Trim start and end points of straight line to where they enter/exit a rectangle?

Question

I'm doing some canvas painting, and for performance reasons I want to get the coordinate of where a straight line enters and/or exits the screen.

To put it more simply, I want to find out the coordinates A' and B' in the illustration below. A and B are the original start- and end coordinates. A' and B' are the coordinates where the straight line from A to B enters or exits the screen bounds.

This seems like something that would be a common scenario, but I can't really find a simple and efficient algorithm for it.
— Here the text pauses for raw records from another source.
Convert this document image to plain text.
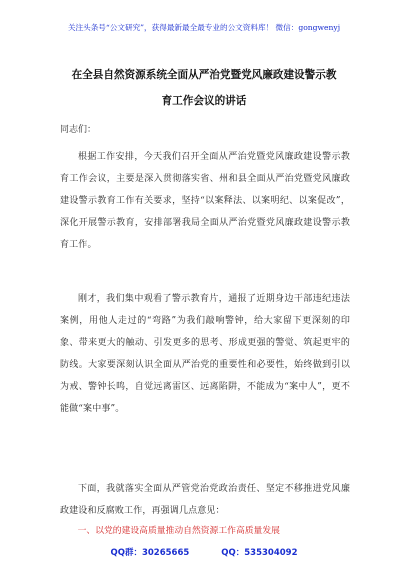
关注头条号“公文研究”，获得最新最全最专业的公文资料库！ 微信：gongwenyj
在全县自然资源系统全面从严治党暨党风廉政建设警示教
育工作会议的讲话
同志们：
根据工作安排，今天我们召开全面从严治党暨党风廉政建设警示教育工作会议，主要是深入贯彻落实省、州和县全面从严治党暨党风廉政建设警示教育工作有关要求，坚持“以案释法、以案明纪、以案促改”，深化开展警示教育，安排部署我局全面从严治党暨党风廉政建设警示教育工作。
刚才，我们集中观看了警示教育片，通报了近期身边干部违纪违法案例，用他人走过的“弯路”为我们敲响警钟，给大家留下更深刻的印象、带来更大的触动、引发更多的思考、形成更强的警觉、筑起更牢的防线。大家要深刻认识全面从严治党的重要性和必要性，始终做到引以为戒、警钟长鸣，自觉远离雷区、远离陷阱，不能成为“案中人”，更不能做“案中事”。
下面，我就落实全面从严管党治党政治责任、坚定不移推进党风廉政建设和反腐败工作，再强调几点意见：
一、以党的建设高质量推动自然资源工作高质量发展
QQ群：30265665	QQ：535304092
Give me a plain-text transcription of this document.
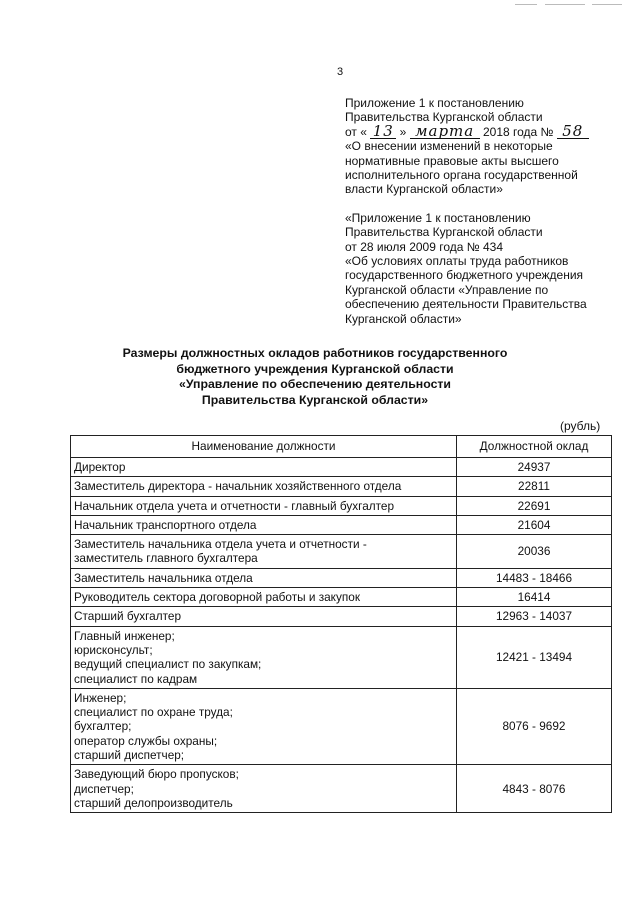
3

Приложение 1 к постановлению

Правительства Курганской области

от « 13 » марта 2018 года № 58

«О внесении изменений в некоторые

нормативные правовые акты высшего

исполнительного органа государственной

власти Курганской области»

«Приложение 1 к постановлению

Правительства Курганской области

от 28 июля 2009 года № 434

«Об условиях оплаты труда работников

государственного бюджетного учреждения

Курганской области «Управление по

обеспечению деятельности Правительства

Курганской области»

Размеры должностных окладов работников государственного

бюджетного учреждения Курганской области

«Управление по обеспечению деятельности

Правительства Курганской области»

(рубль)
Наименование должности	Должностной оклад

Директор	24937

Заместитель директора - начальник хозяйственного отдела	22811

Начальник отдела учета и отчетности - главный бухгалтер	22691

Начальник транспортного отдела	21604

Заместитель начальника отдела учета и отчетности -
заместитель главного бухгалтера	20036

Заместитель начальника отдела	14483 - 18466

Руководитель сектора договорной работы и закупок	16414

Старший бухгалтер	12963 - 14037

Главный инженер;
юрисконсульт;
ведущий специалист по закупкам;
специалист по кадрам	12421 - 13494

Инженер;
специалист по охране труда;
бухгалтер;
оператор службы охраны;
старший диспетчер;	8076 - 9692

Заведующий бюро пропусков;
диспетчер;
старший делопроизводитель	4843 - 8076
I'm using Flutter, but I guess this is a general problem with a similar solution no matter which language (A and B are points, the screen is a rect).

Answer 1

We are given the following parameters and equations:

• points A and B are given by their respective coordinates (xA, yA) and (xB, yB);
• the bounding box is given by the 4 inequations xMin <= x; x <= xMax; yMin <= y; y <= yMax;
• line (AB) is given by its equation (y-yA)*(xB-xA) = (yB-yA)*(x-A).

We can use them to solve for the intersection points:

• In the first two examples, you can find the coordinates (x,y) of A' by setting y=yMax and solving the line equation for x;
• In the first example, you can find the coordinates (x,y) of B' by setting x=xMax and solving the line equation for y;
• In the third example, you can find the coordinates (x,y) of B' by setting y=yMin and solving the line equation for x.

To find all intersection points with the bounding box in all possible case, you could solve the equations for all 4 possible types of intersections, then discard solutions which either:

• do not satisfy the bounding box inequations (those solutions are intersections with the "continuations" of the sides of the bounding box); or
• do not satisfy the inequations of the implicit bounding box around segment [AB] (those solutions are intersections of the line (AB) with the bounding box, and of no interest to you if you want only the intersections of the segment [AB] with the bounding box).